Support for self-signed certificates

[heimmat]

My OIDC server uses a certificate signed by a custom CA which needs to be trusted by my application. That currently seems to be impossible with your crate. My understanding is that client discovery is the only time my application will directly contact the OIDC server. So if there was a way to pass a custom http client function instead of the hardcoded openidconnect::reqwest::async_http_client

impl<AC: AdditionalClaims> OidcClient<AC> {
    pub async fn discover_new(
    // ...
    ) {
        let provider_metadata =
            ProviderMetadata::discover_async(IssuerUrl::new(issuer)?, async_http_client).await?;
            // ...
   }
}

my problem could be solved by copying the openidconnect code and adding builder options importing the certificate.

Another option might be providing a OidcClient::new constructor which accepts already discovered ProviderMetadata.

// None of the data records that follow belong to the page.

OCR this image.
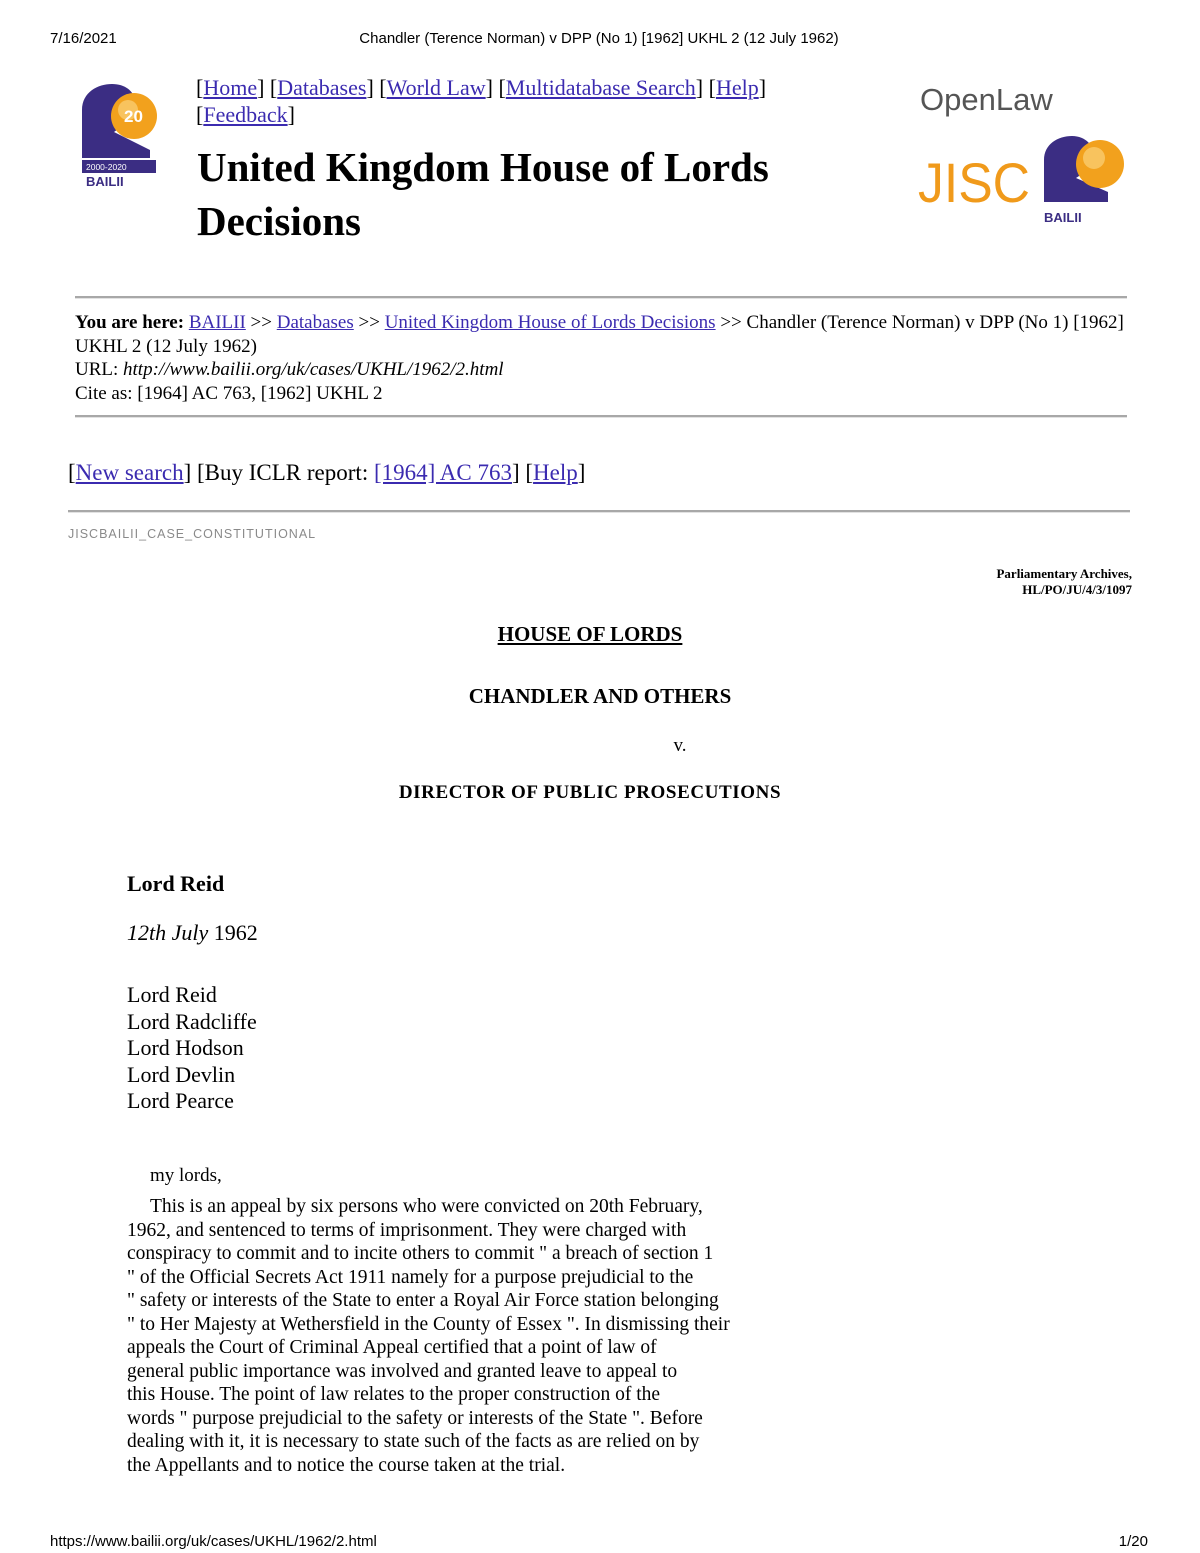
7/16/2021	Chandler (Terence Norman) v DPP (No 1) [1962] UKHL 2 (12 July 1962)
20
2000-2020
BAILII
OpenLaw
JISC
BAILII
[Home] [Databases] [World Law] [Multidatabase Search] [Help]
[Feedback]
United Kingdom House of Lords Decisions
You are here: BAILII >> Databases >> United Kingdom House of Lords Decisions >> Chandler (Terence Norman) v DPP (No 1) [1962] UKHL 2 (12 July 1962)
URL: http://www.bailii.org/uk/cases/UKHL/1962/2.html
Cite as: [1964] AC 763, [1962] UKHL 2
[New search] [Buy ICLR report: [1964] AC 763] [Help]
JISCBAILII_CASE_CONSTITUTIONAL
Parliamentary Archives,
HL/PO/JU/4/3/1097
HOUSE OF LORDS
CHANDLER AND OTHERS
v.
DIRECTOR OF PUBLIC PROSECUTIONS
Lord Reid
12th July 1962
Lord Reid
Lord Radcliffe
Lord Hodson
Lord Devlin
Lord Pearce
my lords,
This is an appeal by six persons who were convicted on 20th February,
1962, and sentenced to terms of imprisonment. They were charged with
conspiracy to commit and to incite others to commit " a breach of section 1
" of the Official Secrets Act 1911 namely for a purpose prejudicial to the
" safety or interests of the State to enter a Royal Air Force station belonging
" to Her Majesty at Wethersfield in the County of Essex ". In dismissing their
appeals the Court of Criminal Appeal certified that a point of law of
general public importance was involved and granted leave to appeal to
this House. The point of law relates to the proper construction of the
words " purpose prejudicial to the safety or interests of the State ". Before
dealing with it, it is necessary to state such of the facts as are relied on by
the Appellants and to notice the course taken at the trial.
https://www.bailii.org/uk/cases/UKHL/1962/2.html	1/20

Got any pointers for me how you would implement that?

[pfzetto]

Hello, I've added new constructors to OidcClienton master in c9f63180b3aa49a0be336c012bfa14477f4fb6aa. These functions will be included on the next minor release.

They alllow you to provide a reqwest::Client or ProviderMetadata to build a OidcClient.

Let me know if they help in your situation.

Paul

[heimmat]

Wow, thanks Paul! This looks promising. When do you plan to publish to crates.io?

[pfzetto]

I'm not sure. I think that I will wait a bit longer until I have some more changes. You can always use the Cargo Git Dependency.

[heimmat]

That's what I ended up doing and it worked like a charm. Thanks again, Paul!